What they’re trying to say: We’re not just for white people and Asians!

What the commercial really says: Volkswagen owners, regardless of race or affluence, are irritating. Like people who put an Apple sticker on everything to show that they’re Mac users or people who do yoga at the airport. Oh, pack it in, you arrogant yuppie. Go get me a cinnamon bun and a coffee or I’ll make your [sister, girlfriend, wife, student] watch while I cram your stretchy sweat pants down your tofu hole.

Pediasure commercial where a young girl in a grocery basket tells her mother “I don’t like chicken! I don’t like broccoli!”

What they’re trying to say: Even picky kids like our product!
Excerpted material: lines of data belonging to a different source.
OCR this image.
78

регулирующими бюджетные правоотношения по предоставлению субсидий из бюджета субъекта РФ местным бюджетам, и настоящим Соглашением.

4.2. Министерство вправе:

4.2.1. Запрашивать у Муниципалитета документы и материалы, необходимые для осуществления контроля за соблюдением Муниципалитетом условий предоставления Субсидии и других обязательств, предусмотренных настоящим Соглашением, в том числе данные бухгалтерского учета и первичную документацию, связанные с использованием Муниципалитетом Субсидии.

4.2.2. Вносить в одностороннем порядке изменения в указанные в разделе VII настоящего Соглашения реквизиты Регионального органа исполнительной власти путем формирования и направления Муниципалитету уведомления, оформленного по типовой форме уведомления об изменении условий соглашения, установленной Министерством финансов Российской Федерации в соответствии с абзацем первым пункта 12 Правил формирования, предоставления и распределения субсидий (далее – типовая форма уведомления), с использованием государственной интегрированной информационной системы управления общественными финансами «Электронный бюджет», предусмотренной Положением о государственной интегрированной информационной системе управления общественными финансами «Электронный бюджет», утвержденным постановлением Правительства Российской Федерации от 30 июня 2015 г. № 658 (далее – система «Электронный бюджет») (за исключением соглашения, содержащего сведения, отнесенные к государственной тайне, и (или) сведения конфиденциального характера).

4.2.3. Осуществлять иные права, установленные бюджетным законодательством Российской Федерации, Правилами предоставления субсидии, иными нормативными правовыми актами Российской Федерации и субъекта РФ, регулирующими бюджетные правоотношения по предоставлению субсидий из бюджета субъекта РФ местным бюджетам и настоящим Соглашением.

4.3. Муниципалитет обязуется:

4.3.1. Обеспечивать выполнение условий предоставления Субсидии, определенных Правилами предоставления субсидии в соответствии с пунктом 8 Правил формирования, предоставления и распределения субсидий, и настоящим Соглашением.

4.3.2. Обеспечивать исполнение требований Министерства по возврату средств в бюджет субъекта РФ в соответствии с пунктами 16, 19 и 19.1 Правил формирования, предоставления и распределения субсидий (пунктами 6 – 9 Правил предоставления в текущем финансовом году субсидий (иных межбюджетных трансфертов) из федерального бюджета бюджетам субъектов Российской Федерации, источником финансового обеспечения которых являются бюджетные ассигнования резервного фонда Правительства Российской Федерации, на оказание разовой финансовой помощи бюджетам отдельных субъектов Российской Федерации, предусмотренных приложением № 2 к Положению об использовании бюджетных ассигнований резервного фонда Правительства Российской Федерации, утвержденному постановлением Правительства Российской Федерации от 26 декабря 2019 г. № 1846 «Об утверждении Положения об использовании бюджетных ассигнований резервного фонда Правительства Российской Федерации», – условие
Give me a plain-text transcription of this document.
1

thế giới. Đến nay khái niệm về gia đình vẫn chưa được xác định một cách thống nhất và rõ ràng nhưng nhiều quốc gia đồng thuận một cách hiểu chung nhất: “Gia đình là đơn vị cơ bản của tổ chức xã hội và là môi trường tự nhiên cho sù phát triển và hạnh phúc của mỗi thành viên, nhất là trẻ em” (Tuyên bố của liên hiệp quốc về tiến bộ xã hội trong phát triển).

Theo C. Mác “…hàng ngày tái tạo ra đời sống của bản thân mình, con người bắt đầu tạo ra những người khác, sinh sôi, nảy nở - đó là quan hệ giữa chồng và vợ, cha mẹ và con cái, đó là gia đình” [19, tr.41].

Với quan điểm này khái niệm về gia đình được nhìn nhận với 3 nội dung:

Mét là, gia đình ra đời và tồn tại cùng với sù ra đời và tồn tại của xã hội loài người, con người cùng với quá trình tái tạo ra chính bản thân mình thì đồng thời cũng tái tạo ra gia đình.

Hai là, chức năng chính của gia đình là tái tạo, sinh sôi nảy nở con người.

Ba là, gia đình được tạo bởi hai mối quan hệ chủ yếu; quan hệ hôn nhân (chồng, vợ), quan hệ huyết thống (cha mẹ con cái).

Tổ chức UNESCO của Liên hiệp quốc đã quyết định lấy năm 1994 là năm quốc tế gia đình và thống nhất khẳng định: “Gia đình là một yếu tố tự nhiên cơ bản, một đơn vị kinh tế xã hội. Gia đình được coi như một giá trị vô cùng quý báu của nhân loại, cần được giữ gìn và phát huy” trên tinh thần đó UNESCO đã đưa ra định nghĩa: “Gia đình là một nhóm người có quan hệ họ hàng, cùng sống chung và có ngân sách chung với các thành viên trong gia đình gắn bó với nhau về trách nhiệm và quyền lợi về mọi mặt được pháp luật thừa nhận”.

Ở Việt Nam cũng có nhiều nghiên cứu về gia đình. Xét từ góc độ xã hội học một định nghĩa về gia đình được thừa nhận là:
What the commercial really says: Instead of slapping your daughter in her candy-eatin’, malnourished mouth, give her a bottle of this vitamin-enhanced sugar water to shut her up. When you get home, hand her over to her father and sit in the minivan with a Nicorette and a wine cooler. Oh, God, let this day end. Oh, God.

Air Wick commercial featuring an elephant that sprays her centipede husband’s shoes with air freshener.

What they’re trying to say: Here’s a quirky little cartoon to embed our product brand in your head.

What the commercial really says: Bill O’Reilly is right. First, gay marriage, then total interspecies anarchy at the wedding altar.

Electric Scissors ad.

What they’re trying to say: Cutting paper is hard! Try our product.

What the commercial should say: If you can’t cut newsprint without the aid of electric motors, perhaps the next product you should purchase is medicine. Don’t call the number on the screen for dynamo scissors, seek medicine. Alert a neighbor by flopping out your front door and army-crawling across the lawn. If no one notices you, eat a begonia. Send a nearby dog to find help — anything — do anything except buy these scissors.

Credit card ad where a young woman goes to great lengths to refurbish her living room, but “something isn’t quite right,” she thinks. Then she yanks her husband off the couch and — “with the money I got back from the Blah Blah Blah Credit Card, I ‘redecorated’ my husband.”

What the guy in the commercial should say: Holy cow, you controlling harpy! First, I let you drag us into credit card debt, then I slaved like an immigrant to paint and decorate this place, now I can’t sit on the couch in my jeans and T-shirt? I have to wear a cardigan and khaki slacks?! Listen. Listen. This is it. This is the line. I’m not drinking raspberry vodka, and I’m not sitting down to pee. THIS IS IT.

Ellen DeGeneres uses an American Express card.

What they’re trying to say: This celebrity uses our service, so you should too.

What the commercial really says: You’d think a lesbian would be more interesting. But, no.

Diamond jeweler ad where the girlfriends of the betrothed brag about the name brand of the engagement ring.

What they’re trying to say: Our diamond rings are so superior, women know them by name.

What the commercial really says: Kid, look at this as an investment. It’s an expensive diamond, but when you get divorced from saddlebags there, you’ve got a good shot at getting into the shorts of her three gold-digger friends. Pop. Done.